After Steve Jobs stepped down as CEO last week, Katherine Noyes wrote a particularly stupid piece on why Apple needs to embrace open source.
For business users, the company’s extreme vertical integration has not only created a daunting case of vendor lock-in, but has worked against the compatibility and interoperability that are most needed in this global and collaborative world.
Essentially, her argument boils down to the advantages that she perceives open-source to have, and why Apple is ultimately doomed with a closed-source strategy.
As far as I can surmise, Android is not winning based on some perceived merits of its usefulness, style or other subjective qualities. Rather, the reason it is (and will always be) beating iOS in market share is because it’s cheap to implement and free for third-party vendors to customise.
Let’s examine two parallel realities in their neverending hypothetical. In the first, let’s assume Android were released on an exclusive piece of hardware anually. Here, Android is not open-source and manufacturing rights are licensed to a single hardware company. In this instance, Android probably would not be a serious iOS competitor. Note, for instance, the struggles of WebOS and Windows Phone 7. The former is a proprietary OS released on just a few devices over the course of its life so far. The latter OS exists on more phones, but is still largely irrelevant in the market. It’s a shame, as both of these are fine operating systems.
In both cases, taking a vaguely similar strategy to the iPhone has failed. One may argue about whether it was marketing, implementation, hardware or whatever, but the reality is that a closed Android system would also probably be relegated to a similar scrap heap.
In the second scenario, iOS is released in 2007 to many manufacturers, with open, cheap (or free) licensing terms.

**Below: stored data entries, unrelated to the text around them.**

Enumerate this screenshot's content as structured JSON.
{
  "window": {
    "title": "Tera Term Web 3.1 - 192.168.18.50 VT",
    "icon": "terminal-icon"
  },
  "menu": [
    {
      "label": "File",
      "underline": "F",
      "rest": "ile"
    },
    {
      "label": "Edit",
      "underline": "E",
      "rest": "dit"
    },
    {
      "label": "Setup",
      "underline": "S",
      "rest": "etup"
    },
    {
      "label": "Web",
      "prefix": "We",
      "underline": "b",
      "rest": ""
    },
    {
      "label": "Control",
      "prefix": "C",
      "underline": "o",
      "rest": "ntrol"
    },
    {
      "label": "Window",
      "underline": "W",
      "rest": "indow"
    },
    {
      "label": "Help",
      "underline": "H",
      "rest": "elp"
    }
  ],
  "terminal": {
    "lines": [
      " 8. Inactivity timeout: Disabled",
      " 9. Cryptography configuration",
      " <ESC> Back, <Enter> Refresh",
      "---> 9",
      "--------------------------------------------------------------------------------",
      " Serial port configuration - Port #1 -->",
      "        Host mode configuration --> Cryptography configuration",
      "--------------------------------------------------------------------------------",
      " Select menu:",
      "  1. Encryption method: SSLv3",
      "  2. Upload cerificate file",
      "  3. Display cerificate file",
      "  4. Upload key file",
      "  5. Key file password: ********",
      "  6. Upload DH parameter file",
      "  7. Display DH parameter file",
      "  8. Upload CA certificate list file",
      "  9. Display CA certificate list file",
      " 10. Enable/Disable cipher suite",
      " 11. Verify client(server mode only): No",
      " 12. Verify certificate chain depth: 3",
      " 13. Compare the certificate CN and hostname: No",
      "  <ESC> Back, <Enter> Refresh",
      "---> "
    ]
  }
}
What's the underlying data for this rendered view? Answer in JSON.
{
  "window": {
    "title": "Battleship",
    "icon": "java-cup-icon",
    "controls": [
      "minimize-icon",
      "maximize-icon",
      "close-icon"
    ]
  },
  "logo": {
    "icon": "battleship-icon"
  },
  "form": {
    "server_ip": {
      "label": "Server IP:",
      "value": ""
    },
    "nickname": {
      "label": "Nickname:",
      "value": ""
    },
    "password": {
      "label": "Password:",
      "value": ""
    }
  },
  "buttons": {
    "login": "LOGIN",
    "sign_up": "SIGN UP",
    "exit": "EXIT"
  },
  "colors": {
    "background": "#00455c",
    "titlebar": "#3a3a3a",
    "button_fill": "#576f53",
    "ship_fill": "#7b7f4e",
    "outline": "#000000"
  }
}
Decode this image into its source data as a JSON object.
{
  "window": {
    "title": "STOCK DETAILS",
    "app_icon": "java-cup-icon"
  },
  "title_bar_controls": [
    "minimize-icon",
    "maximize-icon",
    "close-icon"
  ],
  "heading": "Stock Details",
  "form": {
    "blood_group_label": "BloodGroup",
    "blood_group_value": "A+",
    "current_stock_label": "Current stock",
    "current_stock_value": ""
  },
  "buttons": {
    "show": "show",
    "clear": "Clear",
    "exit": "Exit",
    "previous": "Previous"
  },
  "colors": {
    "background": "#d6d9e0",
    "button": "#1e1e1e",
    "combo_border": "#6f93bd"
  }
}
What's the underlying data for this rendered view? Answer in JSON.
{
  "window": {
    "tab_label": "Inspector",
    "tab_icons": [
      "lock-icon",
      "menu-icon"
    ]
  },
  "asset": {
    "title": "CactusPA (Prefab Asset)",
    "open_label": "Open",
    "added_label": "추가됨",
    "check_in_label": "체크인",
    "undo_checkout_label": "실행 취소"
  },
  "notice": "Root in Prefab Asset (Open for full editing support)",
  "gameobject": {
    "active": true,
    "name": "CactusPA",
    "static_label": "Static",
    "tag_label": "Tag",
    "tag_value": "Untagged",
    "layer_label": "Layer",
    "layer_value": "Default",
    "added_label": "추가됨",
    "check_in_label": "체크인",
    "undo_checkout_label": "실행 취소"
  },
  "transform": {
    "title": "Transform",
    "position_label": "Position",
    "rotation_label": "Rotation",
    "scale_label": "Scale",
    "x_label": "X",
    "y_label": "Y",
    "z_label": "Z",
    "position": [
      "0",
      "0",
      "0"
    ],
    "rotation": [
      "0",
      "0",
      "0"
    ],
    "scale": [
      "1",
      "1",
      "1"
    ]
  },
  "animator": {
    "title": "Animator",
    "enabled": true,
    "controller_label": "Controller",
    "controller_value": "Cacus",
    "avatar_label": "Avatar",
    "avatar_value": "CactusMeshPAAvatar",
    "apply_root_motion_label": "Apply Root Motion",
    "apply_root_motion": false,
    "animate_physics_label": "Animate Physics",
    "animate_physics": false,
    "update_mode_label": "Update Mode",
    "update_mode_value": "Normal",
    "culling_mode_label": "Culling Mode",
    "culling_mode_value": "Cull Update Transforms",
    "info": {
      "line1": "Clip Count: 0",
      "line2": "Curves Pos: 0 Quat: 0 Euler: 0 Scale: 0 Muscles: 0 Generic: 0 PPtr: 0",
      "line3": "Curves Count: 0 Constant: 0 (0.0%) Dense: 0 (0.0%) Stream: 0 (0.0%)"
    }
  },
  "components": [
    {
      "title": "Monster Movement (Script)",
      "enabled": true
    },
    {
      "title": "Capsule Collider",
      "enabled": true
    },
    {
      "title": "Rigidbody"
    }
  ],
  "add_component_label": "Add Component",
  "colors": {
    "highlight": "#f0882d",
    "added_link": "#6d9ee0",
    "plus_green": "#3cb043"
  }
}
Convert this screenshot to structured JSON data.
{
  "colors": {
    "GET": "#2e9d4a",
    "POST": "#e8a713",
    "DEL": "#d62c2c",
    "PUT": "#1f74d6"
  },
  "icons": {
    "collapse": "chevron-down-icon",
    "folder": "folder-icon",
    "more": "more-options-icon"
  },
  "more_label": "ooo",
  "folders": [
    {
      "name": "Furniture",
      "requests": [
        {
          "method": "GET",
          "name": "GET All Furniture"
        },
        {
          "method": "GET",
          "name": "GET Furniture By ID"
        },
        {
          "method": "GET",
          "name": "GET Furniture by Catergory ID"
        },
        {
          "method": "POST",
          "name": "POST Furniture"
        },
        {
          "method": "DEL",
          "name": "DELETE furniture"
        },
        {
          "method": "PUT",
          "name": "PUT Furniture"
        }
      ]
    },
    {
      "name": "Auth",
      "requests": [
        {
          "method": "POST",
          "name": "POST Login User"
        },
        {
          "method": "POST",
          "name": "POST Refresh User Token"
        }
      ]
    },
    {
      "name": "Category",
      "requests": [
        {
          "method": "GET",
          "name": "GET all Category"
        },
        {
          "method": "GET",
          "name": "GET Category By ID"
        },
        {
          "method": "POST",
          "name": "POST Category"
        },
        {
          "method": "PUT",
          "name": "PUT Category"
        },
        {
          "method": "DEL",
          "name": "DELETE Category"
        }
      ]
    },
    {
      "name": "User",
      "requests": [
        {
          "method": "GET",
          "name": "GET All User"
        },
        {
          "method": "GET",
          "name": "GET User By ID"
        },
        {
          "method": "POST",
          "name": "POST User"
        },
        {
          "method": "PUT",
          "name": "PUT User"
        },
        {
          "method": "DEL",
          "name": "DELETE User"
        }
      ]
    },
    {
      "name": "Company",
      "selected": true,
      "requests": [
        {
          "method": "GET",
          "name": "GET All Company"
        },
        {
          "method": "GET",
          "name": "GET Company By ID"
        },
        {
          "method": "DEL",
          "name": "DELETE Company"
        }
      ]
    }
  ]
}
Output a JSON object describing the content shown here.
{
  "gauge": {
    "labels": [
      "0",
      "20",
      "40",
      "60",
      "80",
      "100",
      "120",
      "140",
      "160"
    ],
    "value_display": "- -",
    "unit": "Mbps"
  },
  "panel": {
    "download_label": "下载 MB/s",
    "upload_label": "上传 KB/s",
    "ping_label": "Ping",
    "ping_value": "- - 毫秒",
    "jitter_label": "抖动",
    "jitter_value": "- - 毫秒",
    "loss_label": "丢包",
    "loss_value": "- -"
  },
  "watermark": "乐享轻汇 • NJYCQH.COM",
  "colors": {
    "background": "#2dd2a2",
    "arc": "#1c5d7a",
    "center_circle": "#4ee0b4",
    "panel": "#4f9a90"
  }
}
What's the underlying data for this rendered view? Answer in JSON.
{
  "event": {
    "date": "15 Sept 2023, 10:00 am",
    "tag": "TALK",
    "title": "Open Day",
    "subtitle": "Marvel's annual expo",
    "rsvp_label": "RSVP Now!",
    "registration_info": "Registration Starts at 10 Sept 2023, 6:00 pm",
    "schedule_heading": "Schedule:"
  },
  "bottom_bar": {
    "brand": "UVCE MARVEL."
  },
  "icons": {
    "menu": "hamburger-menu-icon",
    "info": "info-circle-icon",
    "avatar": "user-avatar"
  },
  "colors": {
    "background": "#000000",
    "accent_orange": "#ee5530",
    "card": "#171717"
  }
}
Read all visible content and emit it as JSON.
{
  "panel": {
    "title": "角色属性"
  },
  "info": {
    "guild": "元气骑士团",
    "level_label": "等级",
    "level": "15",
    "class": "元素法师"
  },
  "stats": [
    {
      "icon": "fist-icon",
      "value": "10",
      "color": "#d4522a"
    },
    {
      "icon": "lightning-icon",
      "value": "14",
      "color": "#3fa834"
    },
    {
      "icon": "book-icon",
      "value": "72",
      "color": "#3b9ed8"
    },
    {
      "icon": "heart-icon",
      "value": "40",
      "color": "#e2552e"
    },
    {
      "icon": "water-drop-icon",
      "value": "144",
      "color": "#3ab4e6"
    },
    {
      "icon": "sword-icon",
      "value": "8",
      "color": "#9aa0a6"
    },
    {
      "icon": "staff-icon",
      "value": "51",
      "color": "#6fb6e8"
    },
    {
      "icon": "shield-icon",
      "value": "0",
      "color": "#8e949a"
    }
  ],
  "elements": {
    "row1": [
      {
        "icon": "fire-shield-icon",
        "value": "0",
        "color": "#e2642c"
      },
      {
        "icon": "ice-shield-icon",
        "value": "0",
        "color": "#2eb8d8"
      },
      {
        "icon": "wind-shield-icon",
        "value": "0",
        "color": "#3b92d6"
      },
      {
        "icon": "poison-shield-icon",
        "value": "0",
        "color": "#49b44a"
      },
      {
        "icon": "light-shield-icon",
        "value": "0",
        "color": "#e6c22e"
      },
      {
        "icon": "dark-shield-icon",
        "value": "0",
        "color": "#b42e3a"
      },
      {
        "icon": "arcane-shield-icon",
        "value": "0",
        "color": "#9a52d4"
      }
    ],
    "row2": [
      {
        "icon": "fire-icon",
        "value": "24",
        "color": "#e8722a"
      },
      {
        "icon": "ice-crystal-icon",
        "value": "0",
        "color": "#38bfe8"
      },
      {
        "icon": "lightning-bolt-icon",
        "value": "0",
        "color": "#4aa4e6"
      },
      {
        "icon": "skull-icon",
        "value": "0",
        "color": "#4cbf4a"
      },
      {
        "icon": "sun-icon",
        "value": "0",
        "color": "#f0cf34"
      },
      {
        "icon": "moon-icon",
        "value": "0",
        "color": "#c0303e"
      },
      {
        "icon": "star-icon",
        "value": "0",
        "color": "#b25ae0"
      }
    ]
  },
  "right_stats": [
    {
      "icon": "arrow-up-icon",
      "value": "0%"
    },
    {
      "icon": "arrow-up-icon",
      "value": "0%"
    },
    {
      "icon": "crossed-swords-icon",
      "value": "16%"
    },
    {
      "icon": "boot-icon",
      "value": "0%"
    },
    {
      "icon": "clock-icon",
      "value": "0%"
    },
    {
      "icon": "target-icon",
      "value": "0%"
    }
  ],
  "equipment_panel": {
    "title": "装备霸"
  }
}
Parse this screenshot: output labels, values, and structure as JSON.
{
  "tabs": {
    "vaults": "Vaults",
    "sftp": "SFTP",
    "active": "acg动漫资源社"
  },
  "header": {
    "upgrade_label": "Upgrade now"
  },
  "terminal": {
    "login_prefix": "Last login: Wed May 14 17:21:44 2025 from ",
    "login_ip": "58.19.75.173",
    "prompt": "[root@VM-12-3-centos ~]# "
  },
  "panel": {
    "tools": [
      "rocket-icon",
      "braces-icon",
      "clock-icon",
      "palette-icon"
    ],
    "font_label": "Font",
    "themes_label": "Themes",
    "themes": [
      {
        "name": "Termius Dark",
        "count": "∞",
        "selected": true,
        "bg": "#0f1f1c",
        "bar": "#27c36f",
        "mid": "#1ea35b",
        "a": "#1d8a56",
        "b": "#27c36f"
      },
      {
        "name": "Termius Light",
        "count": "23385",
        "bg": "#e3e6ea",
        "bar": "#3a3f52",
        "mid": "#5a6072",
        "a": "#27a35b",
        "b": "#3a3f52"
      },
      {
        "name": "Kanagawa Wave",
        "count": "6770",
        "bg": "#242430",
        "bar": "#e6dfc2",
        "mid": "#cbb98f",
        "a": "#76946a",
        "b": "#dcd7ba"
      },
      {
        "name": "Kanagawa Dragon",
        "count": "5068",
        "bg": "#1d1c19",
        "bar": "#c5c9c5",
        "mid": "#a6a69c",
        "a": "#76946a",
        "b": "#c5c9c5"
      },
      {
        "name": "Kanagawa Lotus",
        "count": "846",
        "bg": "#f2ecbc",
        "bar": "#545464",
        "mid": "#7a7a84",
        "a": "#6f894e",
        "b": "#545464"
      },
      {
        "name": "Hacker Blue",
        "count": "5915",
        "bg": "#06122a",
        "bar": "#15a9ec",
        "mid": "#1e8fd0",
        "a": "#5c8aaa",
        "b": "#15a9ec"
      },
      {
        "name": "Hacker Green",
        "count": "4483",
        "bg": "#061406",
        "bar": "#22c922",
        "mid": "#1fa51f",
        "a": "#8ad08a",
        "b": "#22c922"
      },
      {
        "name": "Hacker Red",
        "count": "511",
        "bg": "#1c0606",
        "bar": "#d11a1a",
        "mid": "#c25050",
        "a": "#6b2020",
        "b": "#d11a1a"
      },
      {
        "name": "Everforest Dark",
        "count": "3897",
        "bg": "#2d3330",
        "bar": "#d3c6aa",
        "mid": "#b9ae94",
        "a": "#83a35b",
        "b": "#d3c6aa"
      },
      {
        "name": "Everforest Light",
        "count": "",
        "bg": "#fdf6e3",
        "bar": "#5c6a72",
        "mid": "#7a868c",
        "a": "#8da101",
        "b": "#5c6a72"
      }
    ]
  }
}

My wager is that most vendors would opt to broadly install and promote iOS, even if Apple created the iPhone at the same time. Android would still arrive in 2008 with similar terms, but it probably wouldn’t achieve anywhere near the success it has.
Noyes is probably right that open-source can dominate the market. But I don’t think Apple cares that much about their market share. See, although comScore’s recent report shows Apple with a 27% market share, Boy Genius Report reports Apple earning a whopping 66% of industry profits. At this point, market share isn’t that important to them. I think they’d like to increase a little by luring away BlackBerry customers, but they know they can’t win against a cheap operating system, especially when carriers and vendors can customise it as they wish.
Coming back to the Noyes piece, it’s worth noting that Apple does open-source some of their OS X developments. They also develop WebKit, the second-most popular browser engine around, and one that is open source. Apple does embrace this world of open and transparent, when it suits them. But it clearly does not serve them well in their mobile operating system. And, despite Android being on more phones than any other smartphone OS, it’s also not serving them well either.